Quant à la version inédite du désespoir d’amour éprouvé par son - héros, c’est du Balzac de premier ordre, car ce chapitre, tout à fait supérieur, est comparable aux récits les plus vantés sortis de sa plume. Lui-même en avait d’ailleurs l’intuition, s’il en faut juger par cette note autographe jointe au manuscrit : « A revoir. Restes de la confession qui n’a pas servi pour le Médecin de Campagne. » Comme parmi tous les fragmens ignorés découverts jusqu’ici, et dus à son inépuisable fécondité, pas un seul n’est accompagné d’annotations de ce genre, ce fait prouve donc qu’à ses yeux, celui-ci avait une importance spéciale.

Puis, une autre raison encore a pu lui faire prendre à cette confession un intérêt tout particulier. Cette raison, la voici.

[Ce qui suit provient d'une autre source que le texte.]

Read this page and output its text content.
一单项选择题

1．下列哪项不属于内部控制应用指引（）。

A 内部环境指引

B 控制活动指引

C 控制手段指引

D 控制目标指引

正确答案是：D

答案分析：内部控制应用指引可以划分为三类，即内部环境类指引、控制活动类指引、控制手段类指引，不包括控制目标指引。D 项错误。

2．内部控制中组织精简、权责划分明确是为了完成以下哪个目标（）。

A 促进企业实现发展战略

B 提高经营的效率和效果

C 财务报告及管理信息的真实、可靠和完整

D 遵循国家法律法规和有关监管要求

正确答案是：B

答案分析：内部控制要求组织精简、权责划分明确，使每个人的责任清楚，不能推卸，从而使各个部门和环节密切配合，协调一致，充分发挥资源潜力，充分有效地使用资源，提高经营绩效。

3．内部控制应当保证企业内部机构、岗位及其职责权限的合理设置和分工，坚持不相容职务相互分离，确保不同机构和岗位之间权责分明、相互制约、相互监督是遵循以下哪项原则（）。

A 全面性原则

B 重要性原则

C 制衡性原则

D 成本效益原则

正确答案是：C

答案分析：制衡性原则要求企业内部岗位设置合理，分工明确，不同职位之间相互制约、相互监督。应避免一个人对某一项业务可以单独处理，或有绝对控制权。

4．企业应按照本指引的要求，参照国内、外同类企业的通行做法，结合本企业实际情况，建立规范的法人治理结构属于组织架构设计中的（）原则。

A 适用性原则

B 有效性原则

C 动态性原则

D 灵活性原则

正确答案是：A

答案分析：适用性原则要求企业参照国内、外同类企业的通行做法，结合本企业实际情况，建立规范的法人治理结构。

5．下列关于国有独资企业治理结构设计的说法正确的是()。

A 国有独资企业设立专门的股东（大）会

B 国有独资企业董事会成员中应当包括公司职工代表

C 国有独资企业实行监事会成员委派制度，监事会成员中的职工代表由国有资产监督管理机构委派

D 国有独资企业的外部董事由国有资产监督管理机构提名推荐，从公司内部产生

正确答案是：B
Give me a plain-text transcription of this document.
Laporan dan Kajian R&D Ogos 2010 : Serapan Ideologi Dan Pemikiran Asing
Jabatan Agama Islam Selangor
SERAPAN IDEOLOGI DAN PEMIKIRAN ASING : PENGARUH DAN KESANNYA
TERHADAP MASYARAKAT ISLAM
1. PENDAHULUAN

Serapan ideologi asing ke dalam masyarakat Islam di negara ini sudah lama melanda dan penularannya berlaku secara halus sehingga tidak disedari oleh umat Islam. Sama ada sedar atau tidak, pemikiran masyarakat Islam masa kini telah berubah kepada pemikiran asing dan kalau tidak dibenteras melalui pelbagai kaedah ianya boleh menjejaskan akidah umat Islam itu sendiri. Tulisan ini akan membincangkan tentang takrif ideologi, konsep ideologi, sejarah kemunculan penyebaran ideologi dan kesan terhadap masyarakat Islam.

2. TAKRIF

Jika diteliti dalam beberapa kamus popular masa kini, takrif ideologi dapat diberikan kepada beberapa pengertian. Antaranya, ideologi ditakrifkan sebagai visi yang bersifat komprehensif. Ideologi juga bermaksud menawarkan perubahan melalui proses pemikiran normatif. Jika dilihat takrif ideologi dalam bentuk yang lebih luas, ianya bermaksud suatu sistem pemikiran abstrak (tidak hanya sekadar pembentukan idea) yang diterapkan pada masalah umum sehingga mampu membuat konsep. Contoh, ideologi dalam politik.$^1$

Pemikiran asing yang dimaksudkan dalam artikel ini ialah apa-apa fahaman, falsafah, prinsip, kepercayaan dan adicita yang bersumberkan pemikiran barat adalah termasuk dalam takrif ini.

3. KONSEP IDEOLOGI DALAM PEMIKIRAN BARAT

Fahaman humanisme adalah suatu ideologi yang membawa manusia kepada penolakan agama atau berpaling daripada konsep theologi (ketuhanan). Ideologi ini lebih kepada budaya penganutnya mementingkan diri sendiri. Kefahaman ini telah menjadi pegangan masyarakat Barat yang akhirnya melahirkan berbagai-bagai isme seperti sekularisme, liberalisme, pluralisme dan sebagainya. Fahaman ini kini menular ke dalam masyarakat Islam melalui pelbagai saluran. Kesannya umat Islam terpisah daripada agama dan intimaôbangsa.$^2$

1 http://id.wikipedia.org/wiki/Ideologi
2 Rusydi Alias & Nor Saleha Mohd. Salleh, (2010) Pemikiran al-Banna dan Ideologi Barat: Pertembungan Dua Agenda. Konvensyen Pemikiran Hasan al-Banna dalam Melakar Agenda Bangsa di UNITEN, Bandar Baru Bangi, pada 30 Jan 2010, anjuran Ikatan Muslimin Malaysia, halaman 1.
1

Le Médecin de Campagne fut écrit d’octobre 1832 à juillet 1833. Or, dans l’épisode réservé, Balzac, à n’en pas douter, met en scène les personnages du roman sentimental que lui-même, peu de semaines auparavant, avait réellement ébauché avec la marquise de Castries, née de Fitz-James, dont il s’était violemment épris. Mais elle ne consentit jamais à partager les sentimens qu’elle lui avait inspirés.

À cette époque, la jeune femme était déjà séparée de son mari, par suite d’un drame de passion dont elle avait été tout à la fois l’héroïne et la victime. Ainsi qu’un grand nombre d’autres curieuses, elle s’était sentie attirée vers Balzac par la lecture de ses ouvrages. La pénétration dont il y faisait preuve à l’égard de leur sexe avait si vivement éveillé l’intérêt des belles dames de son temps, que beaucoup d’entre elles suivirent l’exemple de l’Étrangère, et, sans y être comme celle-ci encouragées par la distance, lui écrivirent sans se faire connaître. Mme de Castries fut au nombre de ces correspondantes, anonymes d’abord, mais bientôt connues, quand le grand peintre de mœurs désira voir tomber leur masque. Des relations officielles s’établirent donc rapidement entre elle et lui, si bien que la jeune femme invita l’écrivain à venir la rejoindre à Aix, en Savoie, où ils passèrent ensemble le mois de septembre 1832.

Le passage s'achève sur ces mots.